The way that I know the places of gismu like "tavla" is indeed to know what the places are, and to recognize from the grammar what sumti is filling what place.  I'm very used to various common rearrangements like "te broda fi", so I don't have to think much about what sumti is going where.  But you should note that even if a place is unmarked (or incorrectly marked-- I've seen nintadni a number of times say "tavla fi" or "tavla fo" when they meant the other and understood), it's rarely very difficult to figure out what's going on.  The gismu "tavla" has three trailing places: x2 which is usually a person, x3 which could be anything, and x4 which is a language.  So if it's a language, it's probably the velta'a, and if it's a person, it's probably the selta'a, and if it's anything else then it's probably supposed to be the terta'a.  (You don't have "lo nu do klama le zarci" (an event of your going to the market) as a selta'a.)  That sort of typematching provides a lot of redundancy in Lojban in a lot of situations.
 
I don't think that the numbered places are harder to learn or use than the syntactic places of natural languages, they are just unusually sharply defined.  English has prepositional places, for instance, and prepositions react in idiosyncratic and sometimes bizarre ways in relation to each verb.  New students of English make frequent errors with arbitrary questions like which preposition to use, or whether a verb can take a direct object.  These structural matters are no less arbitrary in natural language, and they are much less sharply defined, so on the whole Lojban is tremendously easier.  Of course you must remember that learning all the quirks of a natural language takes many years, so tremendously easier than that is still quite hard!
 
 
This language looks like something that should be used for computers and not humans.
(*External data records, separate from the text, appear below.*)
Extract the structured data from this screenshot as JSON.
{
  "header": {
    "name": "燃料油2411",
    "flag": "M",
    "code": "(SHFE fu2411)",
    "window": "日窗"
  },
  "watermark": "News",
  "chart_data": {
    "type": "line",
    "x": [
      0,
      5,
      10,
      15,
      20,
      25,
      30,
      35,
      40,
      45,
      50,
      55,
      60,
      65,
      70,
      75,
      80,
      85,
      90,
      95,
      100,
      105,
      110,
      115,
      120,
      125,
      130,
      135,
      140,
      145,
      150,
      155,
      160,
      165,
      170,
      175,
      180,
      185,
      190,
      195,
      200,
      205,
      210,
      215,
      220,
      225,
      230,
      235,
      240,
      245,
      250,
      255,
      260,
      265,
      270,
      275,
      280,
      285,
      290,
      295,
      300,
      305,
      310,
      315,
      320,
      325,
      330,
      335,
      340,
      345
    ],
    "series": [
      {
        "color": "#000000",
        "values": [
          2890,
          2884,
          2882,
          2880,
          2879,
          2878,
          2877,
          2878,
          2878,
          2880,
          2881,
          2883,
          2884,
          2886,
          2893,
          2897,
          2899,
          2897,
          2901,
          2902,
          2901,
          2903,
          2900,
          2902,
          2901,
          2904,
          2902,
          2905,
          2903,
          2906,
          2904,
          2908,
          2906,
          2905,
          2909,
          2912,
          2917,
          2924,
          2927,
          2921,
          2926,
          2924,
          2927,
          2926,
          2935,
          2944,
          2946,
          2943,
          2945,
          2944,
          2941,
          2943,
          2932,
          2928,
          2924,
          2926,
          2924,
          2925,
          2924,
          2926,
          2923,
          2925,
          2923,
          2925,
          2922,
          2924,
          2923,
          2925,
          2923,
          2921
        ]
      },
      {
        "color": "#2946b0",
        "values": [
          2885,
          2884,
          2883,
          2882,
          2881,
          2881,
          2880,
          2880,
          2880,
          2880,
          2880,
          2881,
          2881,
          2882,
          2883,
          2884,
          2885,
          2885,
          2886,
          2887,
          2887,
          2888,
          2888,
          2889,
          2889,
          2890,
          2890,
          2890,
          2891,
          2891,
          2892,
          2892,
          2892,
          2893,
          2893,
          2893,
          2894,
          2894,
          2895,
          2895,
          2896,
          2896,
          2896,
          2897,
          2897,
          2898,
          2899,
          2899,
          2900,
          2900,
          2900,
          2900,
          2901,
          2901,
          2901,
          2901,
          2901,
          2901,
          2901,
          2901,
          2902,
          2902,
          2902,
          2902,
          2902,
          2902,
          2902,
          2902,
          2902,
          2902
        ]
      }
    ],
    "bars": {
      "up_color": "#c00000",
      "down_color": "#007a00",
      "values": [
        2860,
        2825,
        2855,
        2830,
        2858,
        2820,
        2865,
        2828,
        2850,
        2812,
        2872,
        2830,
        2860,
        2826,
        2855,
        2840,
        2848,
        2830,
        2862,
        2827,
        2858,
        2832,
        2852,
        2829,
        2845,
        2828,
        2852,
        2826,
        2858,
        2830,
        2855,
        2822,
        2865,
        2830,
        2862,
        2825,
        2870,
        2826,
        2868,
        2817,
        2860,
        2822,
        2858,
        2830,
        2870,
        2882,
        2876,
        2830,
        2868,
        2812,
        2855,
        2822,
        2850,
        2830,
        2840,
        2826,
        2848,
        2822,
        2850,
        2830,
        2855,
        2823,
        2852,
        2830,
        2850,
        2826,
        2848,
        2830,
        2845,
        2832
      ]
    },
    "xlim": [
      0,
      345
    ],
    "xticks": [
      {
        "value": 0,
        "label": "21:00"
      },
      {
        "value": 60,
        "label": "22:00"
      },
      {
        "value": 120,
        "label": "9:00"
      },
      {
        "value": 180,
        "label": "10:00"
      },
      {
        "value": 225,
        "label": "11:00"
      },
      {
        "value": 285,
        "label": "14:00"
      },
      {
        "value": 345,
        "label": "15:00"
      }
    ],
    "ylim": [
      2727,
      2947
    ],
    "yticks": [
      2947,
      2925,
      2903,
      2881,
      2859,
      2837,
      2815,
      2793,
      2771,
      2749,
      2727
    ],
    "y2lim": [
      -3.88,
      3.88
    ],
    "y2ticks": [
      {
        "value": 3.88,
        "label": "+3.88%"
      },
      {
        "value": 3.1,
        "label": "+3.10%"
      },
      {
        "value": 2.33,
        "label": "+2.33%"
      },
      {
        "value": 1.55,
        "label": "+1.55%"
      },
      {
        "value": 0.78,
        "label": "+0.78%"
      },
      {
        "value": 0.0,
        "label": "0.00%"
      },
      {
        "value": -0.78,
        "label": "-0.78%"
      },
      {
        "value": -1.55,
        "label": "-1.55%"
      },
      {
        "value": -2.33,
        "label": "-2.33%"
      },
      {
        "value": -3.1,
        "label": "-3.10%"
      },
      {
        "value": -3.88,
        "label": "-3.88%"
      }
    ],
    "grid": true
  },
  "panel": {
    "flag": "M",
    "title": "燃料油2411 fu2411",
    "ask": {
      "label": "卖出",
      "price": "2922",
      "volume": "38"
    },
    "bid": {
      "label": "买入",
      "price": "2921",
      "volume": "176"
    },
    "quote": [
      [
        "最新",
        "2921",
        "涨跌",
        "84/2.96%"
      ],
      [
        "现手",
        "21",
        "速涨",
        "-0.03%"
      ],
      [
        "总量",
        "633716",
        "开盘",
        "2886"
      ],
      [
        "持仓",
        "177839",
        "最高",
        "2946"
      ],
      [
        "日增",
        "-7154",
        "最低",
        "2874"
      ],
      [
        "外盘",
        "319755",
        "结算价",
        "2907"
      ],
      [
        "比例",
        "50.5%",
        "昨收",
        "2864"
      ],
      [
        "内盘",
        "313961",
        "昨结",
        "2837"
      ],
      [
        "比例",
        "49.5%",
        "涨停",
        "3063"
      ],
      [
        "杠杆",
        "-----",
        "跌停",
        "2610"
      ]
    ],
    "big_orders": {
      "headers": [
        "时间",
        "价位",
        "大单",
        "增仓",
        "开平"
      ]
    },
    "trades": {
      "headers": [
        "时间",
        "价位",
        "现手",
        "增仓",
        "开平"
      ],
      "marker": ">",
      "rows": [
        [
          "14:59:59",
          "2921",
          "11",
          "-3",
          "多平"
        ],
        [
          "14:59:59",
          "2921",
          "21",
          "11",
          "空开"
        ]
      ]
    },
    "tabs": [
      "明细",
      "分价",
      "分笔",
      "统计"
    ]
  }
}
Semantically it's a very human language.  It does have this property of having a certain kind of grammatical structure that's parseable, terminators and so forth.  It does take a little getting used to.  But it's certainly possible to become fluent in the use of terminators; I am.  I may have to think consciously about the terminators in an especially tricky piece of prose, but I don't think twice about them in conversational sentences.  You should note that not all of the capabilities of the language are fully explored in all ordinary conversation!  A lot of talk in Lojban is formulaic, if not ritualistic.  I was thrown the first time I saw the now-common well-wishing phrase "lo melbi ko li'i cerni" (Have a beautiful morning.), which uses interesting and (previously) lesser-explored parts of Lojban's grammar.  Now that that phrase is common, I've seen more frequent use of the second place of "li'i" in general, so that's something that's helpful right now to understand IRC conversation (the x2 of li'i is the experiencer), but it was largely unknown a few weeks ago, as are plenty of other seeming complexities.  It's a large toy with many parts, in other words, and it's not so hard to play with us if you know which ones we've been in the habit of using lately.
 

Do you have difficulties remembering all of these cmavo and sumti places?


I know at least half of the cmavo well-- I'm missing a lot of BAI, FAhA, and the math stuff.  I know at least half of the gismu well, and I have at least some recognition of pretty much all of them.  I mostly still only recognize the most common rafsi, though I've started making flashcards, so I'm more likely to recognize ones that start with "B". :)  My vocabulary is sufficient for IRC, but I still generally have to look up at least a word/paragraph in prose (where there's lots of gismu used for physical objects and situations that don't come up as much in conversation).  

 

How many fluent speakers are there of Lojban?


One more if you'll stick with us? :)
 
You're not expected to get it all at once.  Just hang out and play with some of the easier parts of the language, and pick things up a piece at a time.  We don't have a decent pedagogy put together, so it's difficult to get started sometimes.  But the language itself really is fundamentally simple.